The British Vehicle Rental and Leasing Association (BVRLA) is working with other trade associations and commercial vehicle (CV) bodies to devise the van plan, which is due to be published this quarter (Q1).
While the BVRLA said it expected adoption rates of electric cars to continue to increase, the electric van market is less clear.
Vehicle suitability, transition costs, and infrastructure accessibility remain the crucial barriers to overcome.
It hopes that the electric van plan will help the leasing sector and end-user fleets navigate some of the challenges they face, particularly when new targets have been introduced as part of the zero-emission vehicle (ZEV) mandate, which comes into force this year.
It sets out the percentage of new zero emission cars and vans manufacturers will be required to produce each year.
This year, 10% of vans and more than a fifth (22%) of cars sold by manufacturers will need to be electric.
The targets for manufacturers will increase each year, requiring 80% of new cars and 70% of new vans sold in Great Britain to be zero emission by 2030, increasing to 100% by 2035.
The BVRLA says that the fleet leasing sector is primed to play a vital role in the UK meeting its electric vehicle (EV) targets.
“The leasing sector is an essential partner to vehicle manufacturers as they ramp up their sales of zero-emission vehicles,” said Gerry Keaney, BVRLA chief executive.
Some 42% of new cars added to the BVRLA’s leasing fleet in Q3 2023 were battery electric vehicles (BEV), giving a strong foundation for the industry to achieve the 22% target set for total new car sales in 2024.
The sector is already operating more than 400,000 BEVs, representing more than a third of total cars on the BVRLA’s leasing fleet.

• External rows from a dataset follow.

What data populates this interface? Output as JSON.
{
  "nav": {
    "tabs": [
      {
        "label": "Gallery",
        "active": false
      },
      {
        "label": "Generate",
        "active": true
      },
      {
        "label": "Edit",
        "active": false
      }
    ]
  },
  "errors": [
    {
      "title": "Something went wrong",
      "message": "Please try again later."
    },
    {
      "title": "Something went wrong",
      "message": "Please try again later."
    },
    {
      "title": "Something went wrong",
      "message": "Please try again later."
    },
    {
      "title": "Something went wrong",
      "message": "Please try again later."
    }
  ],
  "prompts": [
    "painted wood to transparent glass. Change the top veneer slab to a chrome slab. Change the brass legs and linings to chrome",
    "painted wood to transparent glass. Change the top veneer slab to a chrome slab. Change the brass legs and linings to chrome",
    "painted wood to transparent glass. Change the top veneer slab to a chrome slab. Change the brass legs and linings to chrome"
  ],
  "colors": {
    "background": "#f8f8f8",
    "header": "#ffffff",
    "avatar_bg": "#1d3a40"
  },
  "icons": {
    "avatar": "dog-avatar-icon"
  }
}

The average age of cars on the fleet is just over three years, also highlighting the role of the sector in feeding the used EV market with reliable second-hand cars.
“Fleet leasing is helping to deliver decarbonisation at pace,” said Keaney. “Business customers and fleet users have paved the way.”
The BVRLA says that more people are taking advantage of company-provided salary sacrifice car schemes to make the switch to electric, with year-on-year growth of 68%.
However, amidst the growth in company-provided electric cars, imbalances remain that put the UK’s wider road transport decarbonisation goals at risk, warns the trade body.
The supply of used EVs is rising faster than demand, and combined with a lack of confidence within the second-hand market is putting pressure on prices.
Latest data shows that the average price of second-hand EVs and hybrids fell by 5.9% in Q4 2023, above the average year-on-year fall of 3.3% seen on the most popular used vehicles.
Cheaper second-hand electric cars are good for consumers in the short term, but sustained market turbulence and falls in used vehicle prices eventually lead to higher prices on new leases.
In the personal lease sector, demand for electric cars is much weaker. Prospective EV drivers enjoy fewer tax incentives and have concerns around high energy costs and the impending introduction of the Vehicle Excise Duty Expensive Car Supplement for electric cars from April 2025.
Electric cars were responsible for just 15% of new personal lease registrations in Q3 2023, well below the impending ZEV Mandate target.
Keaney concluded: “With the introduction of the ZEV mandate officially mapping the UK’s journey to road transport decarbonisation, 2024 marks another critical year for the transition.
“Opportunities to support the switch are out there. It is now up to us to collectively grab them with both hands.”